Capítulo 2

Cuando el despertador sonó, Manuel no sentía deseos de levantarse. Pensar en ir a continuar batallando con gente que no deseaba entrar en razón en cuanto a la legalidad de las cosas, le hacía sentir ganas de no quitarse las cobijas de encima. Sin embargo, la obligación era ineludible y aunque su trabajo no era el más querido o apreciado, menos aún respetado, alguien debía hacerlo. Generalmente, las personas lo odiaban cuando debía obligarlos a comparecer y atenerse a las leyes. Mala suerte para ellos, porque a Manuel no le importaban esas personas, solo que cumplieran lo establecido.

Pensando así, se levantó de la cama y se fue al cuarto de baño. Llevaba puesto solo un bóxer negro, que no dejaba nada a la imaginación de aquel cuerpo firme, de abdomen plano y trasero espectacular. Ese físico era el producto de su bien definida rutina de ejercicios diarios. Independientemente de lo que tuviera que hacer, su paso por el gimnasio cada día era inamovible. Su alta estatura lo había obligado a tomar esa medida, cuando los chicos en la escuela lo llamaban Escobillón García, porque era mucho más alto que todos los demás y extremadamente delgado, por lo que debió enfrentar muchos sobrenombres.

No tuvo una infancia fácil, mucho menos feliz y debió ganarse el respeto de sus compañeros de escuela a fuerza de sus puños. Si algo bueno salió de aquellos tiempos terribles, fue su férrea voluntad y su físico saludable y fuerte. Otros chicos de su barrio se perdieron en el mar de vicios que abundaba en el lugar, Manuel vio morir a muchos de sus amigos de la infancia, aquellos que se dejaron absorber por la rutinaria práctica criminal de quienes gobernaban el barrio.

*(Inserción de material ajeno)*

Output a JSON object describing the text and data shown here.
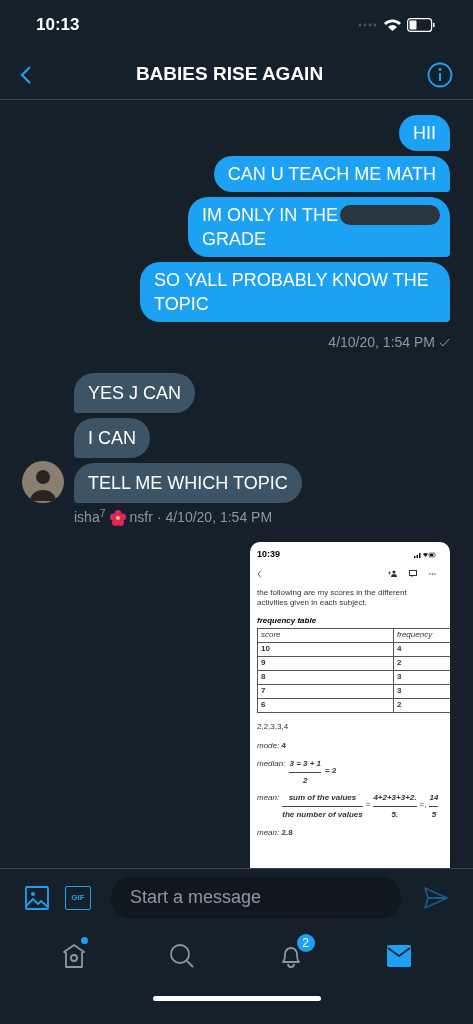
{
  "status_bar": {
    "time": "10:13"
  },
  "header": {
    "title": "BABIES RISE AGAIN"
  },
  "outgoing": {
    "messages": [
      {
        "kind": "text",
        "text": "HII"
      },
      {
        "kind": "text",
        "text": "CAN U TEACH ME MATH"
      },
      {
        "kind": "redacted",
        "before": "IM ONLY IN THE",
        "after": "GRADE"
      },
      {
        "kind": "text",
        "text": "SO YALL PROBABLY KNOW THE TOPIC"
      }
    ],
    "timestamp": "4/10/20, 1:54 PM",
    "read": true
  },
  "incoming": {
    "messages": [
      {
        "text": "YES J CAN"
      },
      {
        "text": "I CAN"
      },
      {
        "text": "TELL ME WHICH TOPIC"
      }
    ],
    "sender": "isha$^{7}$",
    "sender_suffix": "nsfr",
    "timestamp": "· 4/10/20, 1:54 PM"
  },
  "attachment": {
    "time": "10:39",
    "intro": "the following are my scores in the different activities given in each subject.",
    "table_title": "frequency table",
    "columns": [
      "score",
      "frequency"
    ],
    "rows": [
      [
        "10",
        "4"
      ],
      [
        "9",
        "2"
      ],
      [
        "8",
        "3"
      ],
      [
        "7",
        "3"
      ],
      [
        "6",
        "2"
      ]
    ],
    "list": "2,2,3,3,4",
    "mode": "*mode:* **4**",
    "median": {
      "label": "median:",
      "numerator": "3 = 3 + 1",
      "denominator": "2",
      "result": "= 2"
    },
    "mean_formula": {
      "label": "mean:",
      "numerator": "sum of the values",
      "denominator": "the number of values",
      "eq1": "=",
      "numerator2": "4+2+3+3+2.",
      "denominator2": "5.",
      "eq2": "=,",
      "numerator3": "14",
      "denominator3": "5"
    },
    "mean": "*mean:* **2.8**"
  },
  "composer": {
    "placeholder": "Start a message",
    "gif_label": "GIF"
  },
  "nav": [
    {
      "kind": "home",
      "selected": false,
      "dot": true
    },
    {
      "kind": "search",
      "selected": false
    },
    {
      "kind": "notifications",
      "selected": false,
      "badge": "2"
    },
    {
      "kind": "messages",
      "selected": true
    }
  ]
}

Algunas cosas que le ocurrieron podrían haber sido desgracias en su vida, pero el testarudo joven lo volvió a su beneficio.

Crecía en un hogar que a duras penas podía llamársele así, con un padre ebrio y violento, que apenas aportaba para el gasto. Su madre, formada por una familia dura, no se dejaba amilanar y aunque amaba a sus dos hijos, no tenía mucho tiempo para estar con ellos porque a falta de ingresos de parte de su padre, ella debía proveer para los chicos y todo lo que se requería. Había muchas necesidades en esa casa, pero su madre luchaba a diario, trabajando en todo lo que pudiera, para poner comida sobre la mesa. Igual limpiaba casas como descargaba camiones en los almacenes de la zona comercial, o conducía un taxi. Nada la detuvo jamás en su afán de proteger a sus hijos.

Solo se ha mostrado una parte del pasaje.